Can’t you? There is a whole FTB section in prism when installing mod packs that seems to work perfectly fine for me.
They removed it in a recent update because they were told to by the FTB team. There’s a legacy FTB section for much older packs, but it doesn’t have the pack I want to play.
Interesting. Turns out I’m still using version 6.3, which is the version just before they removed the ability to download FTB packs. Thanks for the heads-up, I’m certainly not updating now.
One thing I can confirm is that if you can find a way to install release 6.3, FTB downloads still work perfectly fine.
I mean, worst case scenario, you could always try and use the launcher just to download the mods/install and then cut and paste the Minecraft install over to your launcher of choice. That said, I don’t know for certain if that works largely because I’ve never really played any FTB modpacks, and I’ve always been EXTREMELY picky with Minecraft launchers for a very similar reason (Curseforge’s official app has ads and I don’t trust that “Overwolf” thing they also make you install to not be spyware data harvesting).
A lot of people have made a website before, so it makes sense that’s the first choice for them.
That being said, if I was to make a simple desktop app tomorrow, which GUI would you recommend me?
Its hard to answer without knowing what your app needs to do.
For a generic crossplatform program, I would say QT or GTK when programming in C/++.
Also depends on the language being used. Even if it’s javascript, you could use something like Tauri or Neutralino, which can also make an executable bundle which uses the OS’s native HTML renderer, no bundled chromium needed.
Some languages + recommended graphical frameworks:
- FreePascal + Lazarus
- Dart + Flutter
- Go + Fyne
- Lua + LOVE2D (game engine, but can work fine for most cases)

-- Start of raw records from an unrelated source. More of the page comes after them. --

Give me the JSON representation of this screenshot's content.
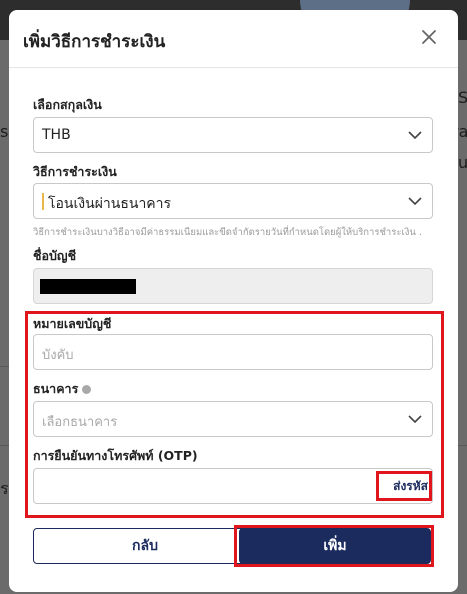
{
  "background": {
    "fragments": [
      "S",
      "s",
      "ra",
      "u",
      "ร"
    ]
  },
  "modal": {
    "title": "เพิ่มวิธีการชำระเงิน",
    "close_icon": "close-icon"
  },
  "currency": {
    "label": "เลือกสกุลเงิน",
    "value": "THB"
  },
  "payment_method": {
    "label": "วิธีการชำระเงิน",
    "value": "โอนเงินผ่านธนาคาร",
    "help": "วิธีการชำระเงินบางวิธีอาจมีค่าธรรมเนียมและขีดจำกัดรายวันที่กำหนดโดยผู้ให้บริการชำระเงิน ."
  },
  "account_name": {
    "label": "ชื่อบัญชี"
  },
  "account_number": {
    "label": "หมายเลขบัญชี",
    "placeholder": "บังคับ"
  },
  "bank": {
    "label": "ธนาคาร",
    "placeholder": "เลือกธนาคาร"
  },
  "otp": {
    "label": "การยืนยันทางโทรศัพท์ (OTP)",
    "send_code": "ส่งรหัส"
  },
  "buttons": {
    "back": "กลับ",
    "add": "เพิ่ม"
  },
  "colors": {
    "primary": "#1c2b5e",
    "highlight": "#e0161d",
    "caret": "#e8b64a"
  }
}
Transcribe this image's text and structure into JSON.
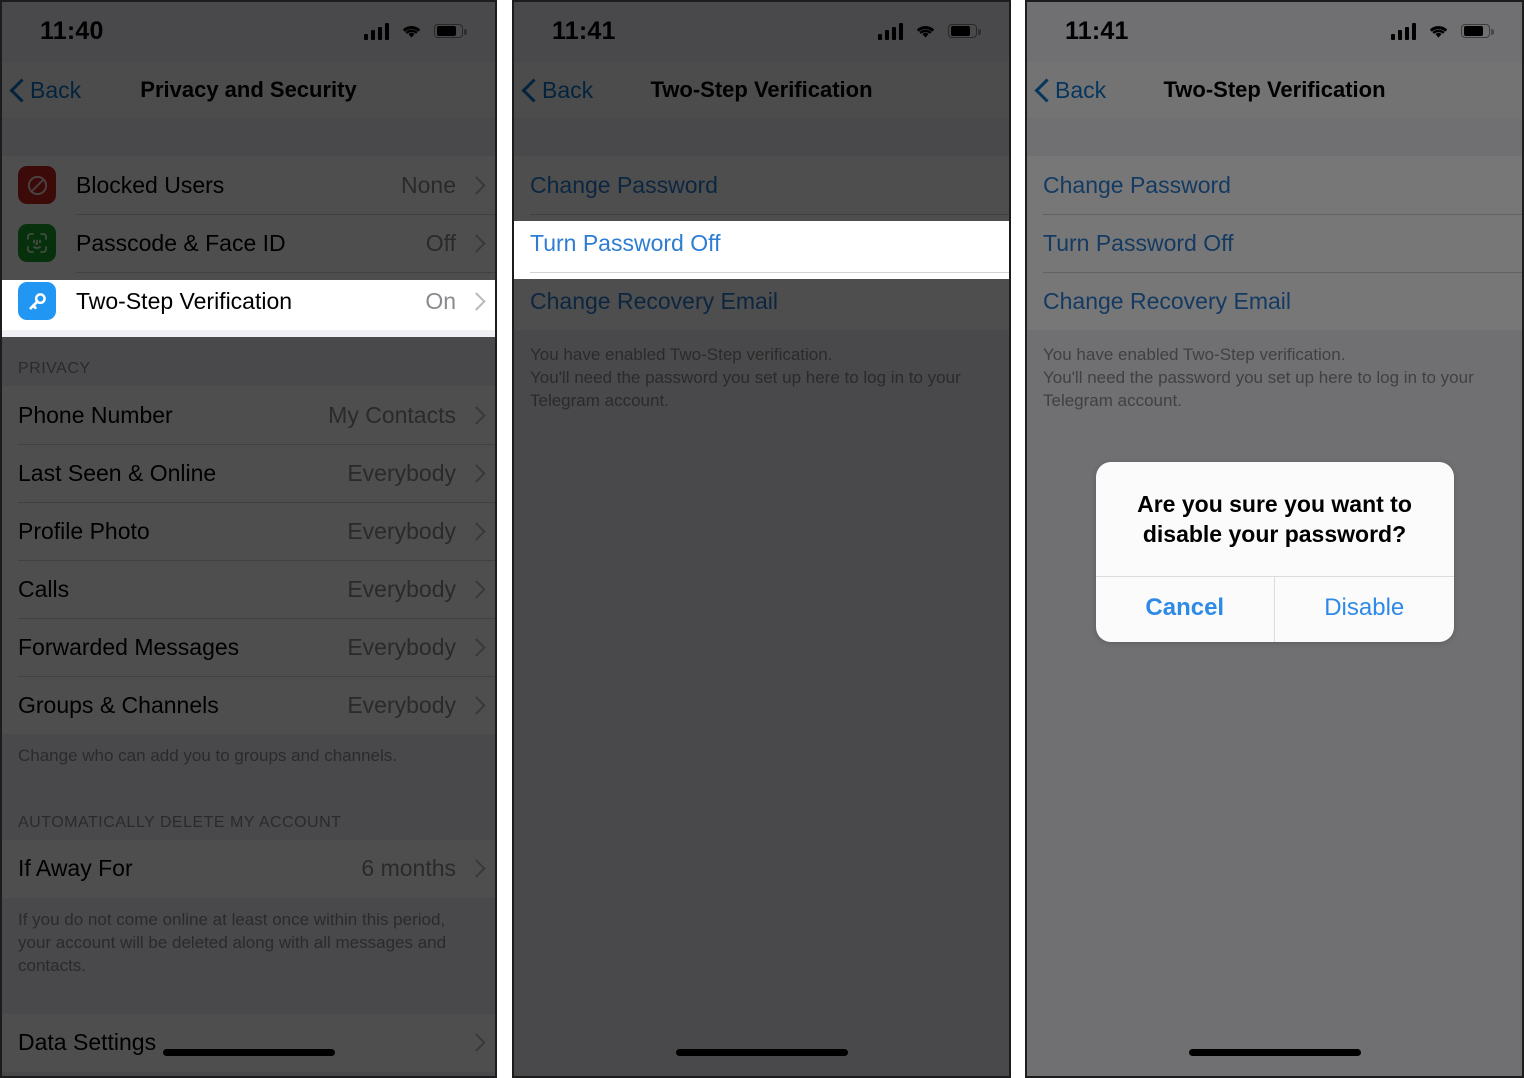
{
  "panels": [
    {
      "id": "privacy-security",
      "status": {
        "time": "11:40",
        "signal_icon": "signal-bars-icon",
        "wifi_icon": "wifi-icon",
        "battery_icon": "battery-icon"
      },
      "nav": {
        "back_label": "Back",
        "title": "Privacy and Security"
      },
      "security_rows": [
        {
          "icon": "blocked-users-icon",
          "label": "Blocked Users",
          "value": "None"
        },
        {
          "icon": "face-id-icon",
          "label": "Passcode & Face ID",
          "value": "Off"
        },
        {
          "icon": "two-step-key-icon",
          "label": "Two-Step Verification",
          "value": "On",
          "highlighted": true
        }
      ],
      "privacy_header": "PRIVACY",
      "privacy_rows": [
        {
          "label": "Phone Number",
          "value": "My Contacts"
        },
        {
          "label": "Last Seen & Online",
          "value": "Everybody"
        },
        {
          "label": "Profile Photo",
          "value": "Everybody"
        },
        {
          "label": "Calls",
          "value": "Everybody"
        },
        {
          "label": "Forwarded Messages",
          "value": "Everybody"
        },
        {
          "label": "Groups & Channels",
          "value": "Everybody"
        }
      ],
      "privacy_note": "Change who can add you to groups and channels.",
      "delete_header": "AUTOMATICALLY DELETE MY ACCOUNT",
      "delete_row": {
        "label": "If Away For",
        "value": "6 months"
      },
      "delete_note": "If you do not come online at least once within this period, your account will be deleted along with all messages and contacts.",
      "data_settings_row": {
        "label": "Data Settings",
        "value": ""
      }
    },
    {
      "id": "two-step-verification-highlight",
      "status": {
        "time": "11:41",
        "signal_icon": "signal-bars-icon",
        "wifi_icon": "wifi-icon",
        "battery_icon": "battery-icon"
      },
      "nav": {
        "back_label": "Back",
        "title": "Two-Step Verification"
      },
      "rows": [
        {
          "label": "Change Password"
        },
        {
          "label": "Turn Password Off",
          "highlighted": true
        },
        {
          "label": "Change Recovery Email"
        }
      ],
      "note": "You have enabled Two-Step verification.\nYou'll need the password you set up here to log in to your Telegram account."
    },
    {
      "id": "two-step-verification-alert",
      "status": {
        "time": "11:41",
        "signal_icon": "signal-bars-icon",
        "wifi_icon": "wifi-icon",
        "battery_icon": "battery-icon"
      },
      "nav": {
        "back_label": "Back",
        "title": "Two-Step Verification"
      },
      "rows": [
        {
          "label": "Change Password"
        },
        {
          "label": "Turn Password Off"
        },
        {
          "label": "Change Recovery Email"
        }
      ],
      "note": "You have enabled Two-Step verification.\nYou'll need the password you set up here to log in to your Telegram account.",
      "alert": {
        "title": "Are you sure you want to disable your password?",
        "cancel_label": "Cancel",
        "confirm_label": "Disable"
      }
    }
  ],
  "colors": {
    "link_blue": "#2d7dd2",
    "nav_blue": "#0f74c8",
    "alert_blue": "#2e8ae6",
    "icon_red": "#c1231f",
    "icon_green": "#17a22a",
    "icon_blue": "#2196f3"
  }
}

for the love of god don’t use go to make gui desktop app
Which programming language will you use?
this is a hypothetical scenario but let’s just say rust
nitter still works after the api chnages?
they parse instead of using api
What’s your opinion on Tauri?
not mature enough. also no mobile support.
I’d much rather use a Tauri app than an Electron app. Tauri apps are smaller and lighter, and applications are always faster because the backends are in Rust.
Godot is sick! But not for user interfaces.